While the company reported a narrow net loss of $12 million due to aggressive R&D spending, its Total Debt-to-Equity ratio remains low at 0.35, indicating a manageable leverage profile. Cash and cash equivalents were reported at approximately $180 million, providing a solid runway for future operations.
Is the current valuation of DKI stock high? How do its P/E and P/B ratios compare to the industry?
As of the most recent market data, DKI trades at a Price-to-Sales (P/S) ratio of 8.5x and a Price-to-Book (P/B) ratio of 5.2x. Since the company is currently prioritizing growth over immediate GAAP profitability, the P/E ratio is not yet a primary metric for analysts.

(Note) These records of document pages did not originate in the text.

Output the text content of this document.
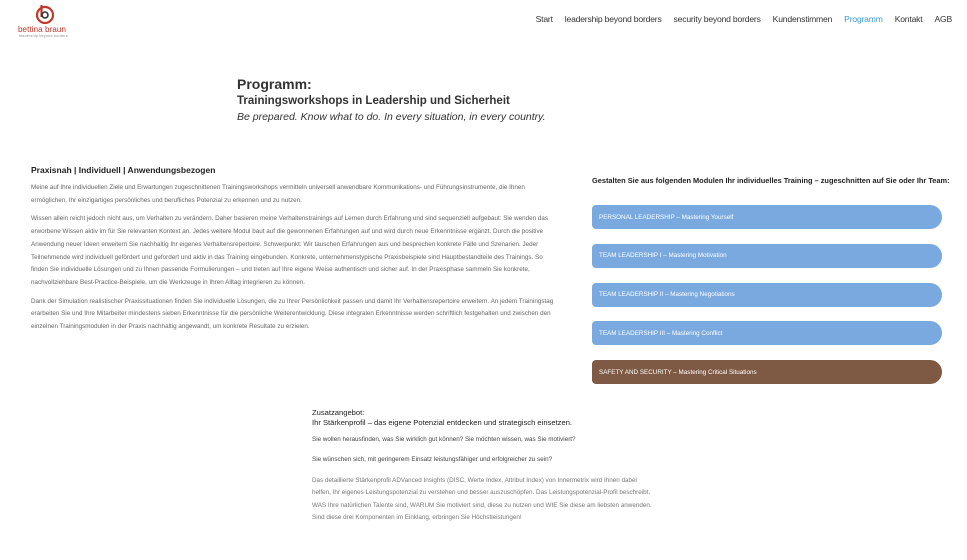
bettina braun
leadership beyond borders
Start leadership beyond borders security beyond borders Kundenstimmen Programm Kontakt AGB
Programm:
Trainingsworkshops in Leadership und Sicherheit
Be prepared. Know what to do. In every situation, in every country.
Praxisnah | Individuell | Anwendungsbezogen

Meine auf Ihre individuellen Ziele und Erwartungen zugeschnittenen Trainingsworkshops vermitteln universell anwendbare Kommunikations- und Führungsinstrumente, die Ihnen ermöglichen, Ihr einzigartiges persönliches und berufliches Potenzial zu erkennen und zu nutzen.

Wissen allein reicht jedoch nicht aus, um Verhalten zu verändern. Daher basieren meine Verhaltenstrainings auf Lernen durch Erfahrung und sind sequenziell aufgebaut: Sie wenden das erworbene Wissen aktiv im für Sie relevanten Kontext an. Jedes weitere Modul baut auf die gewonnenen Erfahrungen auf und wird durch neue Erkenntnisse ergänzt. Durch die positive Anwendung neuer Ideen erweitern Sie nachhaltig Ihr eigenes Verhaltensrepertoire. Schwerpunkt: Wir tauschen Erfahrungen aus und besprechen konkrete Fälle und Szenarien. Jeder Teilnehmende wird individuell gefördert und gefordert und aktiv in das Training eingebunden. Konkrete, unternehmenstypische Praxisbeispiele sind Hauptbestandteile des Trainings. So finden Sie individuelle Lösungen und zu Ihnen passende Formulierungen – und treten auf Ihre eigene Weise authentisch und sicher auf. In der Praxisphase sammeln Sie konkrete, nachvollziehbare Best-Practice-Beispiele, um die Werkzeuge in Ihren Alltag integrieren zu können.

Dank der Simulation realistischer Praxissituationen finden Sie individuelle Lösungen, die zu Ihrer Persönlichkeit passen und damit Ihr Verhaltensrepertoire erweitern. An jedem Trainingstag erarbeiten Sie und Ihre Mitarbeiter mindestens sieben Erkenntnisse für die persönliche Weiterentwicklung. Diese integralen Erkenntnisse werden schriftlich festgehalten und zwischen den einzelnen Trainingsmodulen in der Praxis nachhaltig angewandt, um konkrete Resultate zu erzielen.

Gestalten Sie aus folgenden Modulen Ihr individuelles Training – zugeschnitten auf Sie oder Ihr Team:
PERSONAL LEADERSHIP – Mastering Yourself
TEAM LEADERSHIP I – Mastering Motivation
TEAM LEADERSHIP II – Mastering Negotiations
TEAM LEADERSHIP III – Mastering Conflict
SAFETY AND SECURITY – Mastering Critical Situations
Zusatzangebot:
Ihr Stärkenprofil – das eigene Potenzial entdecken und strategisch einsetzen.

Sie wollen herausfinden, was Sie wirklich gut können? Sie möchten wissen, was Sie motiviert?

Sie wünschen sich, mit geringerem Einsatz leistungsfähiger und erfolgreicher zu sein?

Das detaillierte Stärkenprofil ADVanced Insights (DISC, Werte Index, Attribut Index) von Innermetrix wird Ihnen dabei helfen, Ihr eigenes Leistungspotenzial zu verstehen und besser auszuschöpfen. Das Leistungspotenzial-Profil beschreibt, WAS Ihre natürlichen Talente sind, WARUM Sie motiviert sind, diese zu nutzen und WIE Sie diese am liebsten anwenden. Sind diese drei Komponenten im Einklang, erbringen Sie Höchstleistungen!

Compared to the Cybersecurity Software Industry average (P/S of 10.2x), DKI appears to be trading at a slight discount or is fairly valued. Bloomberg analysts suggest that the market is pricing in a moderate growth trajectory compared to high-flyers in the sector.
How has DKI stock performed over the past three months and the past year? Has it outperformed its peers?
Over the past three months, DKI stock has seen a 12% increase, bolstered by strong quarterly earnings and new contract wins in the public sector. Over the trailing 12 months, the stock is up 28%.
In comparison, the First Trust Nasdaq Cybersecurity ETF (CIBR) returned approximately 18% over the same 12-month period, indicating that DKI has outperformed its broader peer group and the sector benchmark by a significant margin.
Are there any recent tailwinds or headwinds for the industry DKI operates in?
The cybersecurity industry is currently experiencing significant tailwinds due to the increasing frequency of sophisticated ransomware attacks and the rapid adoption of Generative AI, which requires enhanced security layers. Furthermore, new SEC disclosure requirements regarding cyber incidents are driving corporate spending.
However, headwinds include a tightening of corporate IT budgets due to macroeconomic uncertainty and high interest rates, which can lead to longer sales cycles for high-ticket security enterprise software.
Have any major institutions recently bought or sold DKI stock?
According to recent 13F filings, there has been notable institutional activity. Vanguard Group and BlackRock remain the largest institutional holders, both slightly increasing their positions by 2.4% and 1.8% respectively in the last quarter.
Additionally, Renaissance Technologies recently initiated a new position in DKI, signaling quantitative interest in the stock. Conversely, a few mid-sized hedge funds have trimmed their holdings to lock in profits following the recent price rally.